Metagenomic and metabarcoding projects, whether related to ecological studies, biodiversity or medical diagnostics, rely on the critical step of species identifications. Based on sequence clustering or alignment to references databases, initial identification is often refined by contextualization in a taxonomy [1] but ignores the potential resolution brought by more advanced phylogenetic models. An alternative remains in using phylogenetic placement (PP) [2], a process in which query reads are “placed” on the branches of a reference phylogeny.
In 2019 and 2020, new implementations [3] or novel algorithms [4,5,6] resulted to PP tools scalable to current sequencing volumes (>10⁶ reads placed on a phylogeny in <30 min). With a total of 8 proposed algorithms, 6 different implementations and 4 fundamentally different approaches (distance-based, alignment-based, alignment-free), it may be hard to evaluate which PP solution best fits the needs of a particular study.

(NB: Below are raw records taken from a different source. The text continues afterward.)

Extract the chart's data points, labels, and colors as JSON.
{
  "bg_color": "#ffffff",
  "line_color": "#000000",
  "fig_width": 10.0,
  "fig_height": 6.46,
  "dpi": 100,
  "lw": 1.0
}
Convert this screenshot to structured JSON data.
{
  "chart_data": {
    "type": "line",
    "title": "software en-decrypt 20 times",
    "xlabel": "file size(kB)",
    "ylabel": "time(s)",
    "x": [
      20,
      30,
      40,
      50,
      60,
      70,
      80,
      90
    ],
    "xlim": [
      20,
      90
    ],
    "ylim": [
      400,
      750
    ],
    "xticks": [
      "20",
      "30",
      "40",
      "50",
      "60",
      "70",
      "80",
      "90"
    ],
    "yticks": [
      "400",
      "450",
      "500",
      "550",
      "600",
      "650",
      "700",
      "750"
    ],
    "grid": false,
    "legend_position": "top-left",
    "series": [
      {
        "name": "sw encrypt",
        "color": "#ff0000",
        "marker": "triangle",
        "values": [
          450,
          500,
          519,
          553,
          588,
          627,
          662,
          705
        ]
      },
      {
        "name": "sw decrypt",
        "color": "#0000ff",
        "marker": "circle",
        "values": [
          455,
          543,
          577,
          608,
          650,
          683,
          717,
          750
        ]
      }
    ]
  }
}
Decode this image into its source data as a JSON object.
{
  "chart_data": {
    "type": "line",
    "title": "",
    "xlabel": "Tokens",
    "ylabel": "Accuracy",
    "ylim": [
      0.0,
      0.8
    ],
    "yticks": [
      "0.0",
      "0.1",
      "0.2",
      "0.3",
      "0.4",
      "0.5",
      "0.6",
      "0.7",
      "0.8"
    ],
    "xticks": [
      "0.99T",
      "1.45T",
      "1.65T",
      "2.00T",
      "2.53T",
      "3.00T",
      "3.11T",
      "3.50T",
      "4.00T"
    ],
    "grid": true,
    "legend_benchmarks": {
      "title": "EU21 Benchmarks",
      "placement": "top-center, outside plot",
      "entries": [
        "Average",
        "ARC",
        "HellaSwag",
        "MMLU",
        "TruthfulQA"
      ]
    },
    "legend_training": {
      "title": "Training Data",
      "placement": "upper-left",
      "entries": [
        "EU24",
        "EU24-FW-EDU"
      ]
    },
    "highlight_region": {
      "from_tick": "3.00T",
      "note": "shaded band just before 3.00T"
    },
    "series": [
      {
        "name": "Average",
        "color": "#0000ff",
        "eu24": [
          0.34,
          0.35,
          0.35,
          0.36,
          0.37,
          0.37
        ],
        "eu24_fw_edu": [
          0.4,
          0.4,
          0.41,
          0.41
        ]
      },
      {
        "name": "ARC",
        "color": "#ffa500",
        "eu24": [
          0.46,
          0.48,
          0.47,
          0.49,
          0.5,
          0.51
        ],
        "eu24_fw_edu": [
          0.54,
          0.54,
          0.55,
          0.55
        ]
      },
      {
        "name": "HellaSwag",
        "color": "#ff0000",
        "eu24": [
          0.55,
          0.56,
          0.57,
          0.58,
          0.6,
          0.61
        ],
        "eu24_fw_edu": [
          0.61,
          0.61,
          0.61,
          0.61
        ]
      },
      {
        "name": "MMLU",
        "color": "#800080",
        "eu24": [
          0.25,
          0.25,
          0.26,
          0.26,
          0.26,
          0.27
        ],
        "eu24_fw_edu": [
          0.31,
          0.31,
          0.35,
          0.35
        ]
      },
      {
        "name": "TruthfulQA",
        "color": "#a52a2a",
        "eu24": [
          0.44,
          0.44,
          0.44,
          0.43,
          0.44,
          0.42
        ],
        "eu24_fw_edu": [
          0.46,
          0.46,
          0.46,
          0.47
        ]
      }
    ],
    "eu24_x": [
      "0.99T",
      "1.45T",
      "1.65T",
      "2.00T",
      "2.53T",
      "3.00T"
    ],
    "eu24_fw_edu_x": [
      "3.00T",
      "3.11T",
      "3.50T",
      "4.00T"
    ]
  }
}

Starting from our own evaluation pipeline developped in the conrext of the RAPPAS project (alignement-free phylogenetic placement), we developed PEWO (Placement Evaluation Workflows) [7], a set of automated experimental procedures ensuring reproducibility of PP benchmarking both in terms of accuracy and computational resources (github.com/phylo42/PEWO). Beyond benchmarking, PEWO procedures also help to answer common questions that arise during metabarcoding or metagenomic experimental design :
Finally, PEWO is intended to become a community effort and we called for PP developers and users to join us in this standardisation effort. The first community collaborations rapidly followed its publication, with a novel placement tool [6] that entirely based its performance evaluation on PEWO procedures and the involvement of different authors to extend the PEWO modules related to their respective tools.